I had seen a headline in the local newspaper two days earlier:
WOODS FIRE VICTIM: “SIMPLE” FUNERAL FOR TRAGIC MUM
Sangeeta also asked me if I wanted to help organize it, but I said no.
So there we were, me and Aunty Reet, on a Saturday morning outside Earl Grey House, waiting for Sangeeta to take us to Whitley Crematorium, where dead people are burned instead of putting them in a grave.
I think Mam would have approved. We once saw a funeral for a Viking thane, or lord. I say Viking: he was Danish, at least, but he liked the old Viking ways because it was his family heritage. By then, his family had lived peacefully up the Tyne for four or five generations.
A floating platform had been constructed on the beach at Culvercot, although there was no village there then. The thane’s body was placed on it and surrounded with wood and sea coal, set alight, and pushed out to sea.
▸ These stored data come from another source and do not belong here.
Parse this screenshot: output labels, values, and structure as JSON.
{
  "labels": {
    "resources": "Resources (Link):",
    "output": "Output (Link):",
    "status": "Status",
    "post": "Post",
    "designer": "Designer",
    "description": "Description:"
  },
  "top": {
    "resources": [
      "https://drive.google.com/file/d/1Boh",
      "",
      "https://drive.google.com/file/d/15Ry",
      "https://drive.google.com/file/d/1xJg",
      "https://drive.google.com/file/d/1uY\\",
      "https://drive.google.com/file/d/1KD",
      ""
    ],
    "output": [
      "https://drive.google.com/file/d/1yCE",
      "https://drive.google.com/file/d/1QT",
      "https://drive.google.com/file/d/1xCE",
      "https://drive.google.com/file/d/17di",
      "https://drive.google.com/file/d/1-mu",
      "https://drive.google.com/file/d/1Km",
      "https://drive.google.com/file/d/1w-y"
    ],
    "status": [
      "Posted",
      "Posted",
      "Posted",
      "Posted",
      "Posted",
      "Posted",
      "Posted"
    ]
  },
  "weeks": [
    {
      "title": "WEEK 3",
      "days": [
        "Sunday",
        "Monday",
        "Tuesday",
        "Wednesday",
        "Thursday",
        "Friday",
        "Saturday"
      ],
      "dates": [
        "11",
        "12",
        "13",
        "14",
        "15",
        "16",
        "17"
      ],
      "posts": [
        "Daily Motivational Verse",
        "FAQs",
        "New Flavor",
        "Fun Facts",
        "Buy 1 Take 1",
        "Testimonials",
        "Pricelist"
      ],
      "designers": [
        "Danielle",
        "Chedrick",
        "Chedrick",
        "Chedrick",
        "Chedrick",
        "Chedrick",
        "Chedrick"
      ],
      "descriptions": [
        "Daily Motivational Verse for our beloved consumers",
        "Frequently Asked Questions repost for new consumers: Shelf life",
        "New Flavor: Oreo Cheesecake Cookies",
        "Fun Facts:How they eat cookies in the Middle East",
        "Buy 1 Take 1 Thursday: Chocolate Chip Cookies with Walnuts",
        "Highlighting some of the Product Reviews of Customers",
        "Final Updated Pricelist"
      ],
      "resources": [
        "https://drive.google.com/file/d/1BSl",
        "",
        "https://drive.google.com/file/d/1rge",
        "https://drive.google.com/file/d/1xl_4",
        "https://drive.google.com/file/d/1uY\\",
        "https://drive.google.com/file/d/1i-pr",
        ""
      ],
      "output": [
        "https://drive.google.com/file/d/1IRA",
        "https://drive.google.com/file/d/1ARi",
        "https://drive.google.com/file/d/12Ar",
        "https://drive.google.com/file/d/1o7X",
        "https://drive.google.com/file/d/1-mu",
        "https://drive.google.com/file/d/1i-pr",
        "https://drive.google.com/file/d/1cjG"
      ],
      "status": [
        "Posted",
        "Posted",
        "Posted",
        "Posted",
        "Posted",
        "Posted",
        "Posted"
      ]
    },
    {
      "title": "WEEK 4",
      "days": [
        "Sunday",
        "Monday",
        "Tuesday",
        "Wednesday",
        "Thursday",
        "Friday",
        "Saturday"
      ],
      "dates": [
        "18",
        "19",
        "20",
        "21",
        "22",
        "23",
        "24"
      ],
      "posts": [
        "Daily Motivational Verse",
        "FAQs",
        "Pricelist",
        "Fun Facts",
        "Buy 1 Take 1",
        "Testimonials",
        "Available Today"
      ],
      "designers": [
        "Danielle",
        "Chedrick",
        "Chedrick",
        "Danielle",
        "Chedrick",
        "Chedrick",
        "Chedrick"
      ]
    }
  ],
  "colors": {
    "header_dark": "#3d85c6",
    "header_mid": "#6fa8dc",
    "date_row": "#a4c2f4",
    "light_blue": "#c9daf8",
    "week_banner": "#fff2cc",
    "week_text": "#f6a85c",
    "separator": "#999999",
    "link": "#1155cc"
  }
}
We all gathered and sang the old songs and ate meat that the thane’s family had provided. In truth, everybody knew that only the most important people were ever buried on an actual burning ship. For a start, you had to be able to afford a ship to burn. Ealdor Sveyn—the dead lord—was certainly not that important or that rich. He was, though, what you would now call a “snob.” He imagined himself to be grander than he really was. But we did not mind: the funeral feast was free.
So the platform was set alight and pushed into the bay, where it drifted out beyond the rocks. It soon collapsed in a hiss of smoke. The following morning, Ealdor Sveyn’s charred corpse was washed up on the shoreline. His grandson took it away and buried it in the ground somewhere.
All of this was flashing through my head as I stood outside Earl Grey House, looking out over the bay. It was warm, but there was a slight breeze coming off the sea.
I could see the exact spot, a little way out into the bay, where Ealdor Sveyn’s raft collapsed and sank, taking his half-burnt body with it. I could almost hear the chants and sad songs that were being sung by everybody on the shore. There was one by Bede that I remembered:
“Foruh them neidfaerae, nenig weirthit
Thonk-snottura than him tharf sie…”
“Are you all right?” It was Sangeeta’s voice, and I turned round. She said it again. “Are you all right? You were lost in the clouds, then, Alfie!”
“I am sorry. Were you saying something?”
“No. But you, you…were singing something! What was it?”
“Nothing, Sangeeta. Sorry.”
She looked at me, eyes narrowed, for a moment. She has done that a lot in the past few days. “OK, then. I was asking if you’ve ever been to a funeral before.”
I must still have been in my half-dream state. I said, “I have attended far too many.”
“I thought you said you had no relatives, Alfie? Is that because they’ve all died?” She did not say this aggressively. Was she trying to catch me in a lie? It felt that way.
I was thinking of a reply when Aunty Reet came down the steps of Earl Grey House and ushered us along to the waiting car.
I will avoid a long description of the funeral, because nothing happened until the end.
There were not many people there.
There was me, obviously, Aunty Reet, and Sangeeta. I had a pair of non-jeans that Sangeeta had bought me, and a dark pullover.
There was Vericka, and Robbie the Fire Investigations man. He winked at me and gave a tight little smile. That was nice of him. But I wished there were people I really knew. Friends. Of course, that was impossible. I had even lost my cat.
There was a reporter too, with a camera, which she put away after Sangeeta had a quiet word with her. I am not sure what a reporter was expecting to see. Probably more people, I should imagine.
There was a vicar, obviously.
After all the words had been said, and Sangeeta had squeezed my shoulder until I almost asked her to stop, and the coffin disappeared behind a red curtain like an especially sinister magic trick, that was it. We turned to go, and I saw them.
Roxy Minto and Aidan Linklater, standing at the back of the little chapel.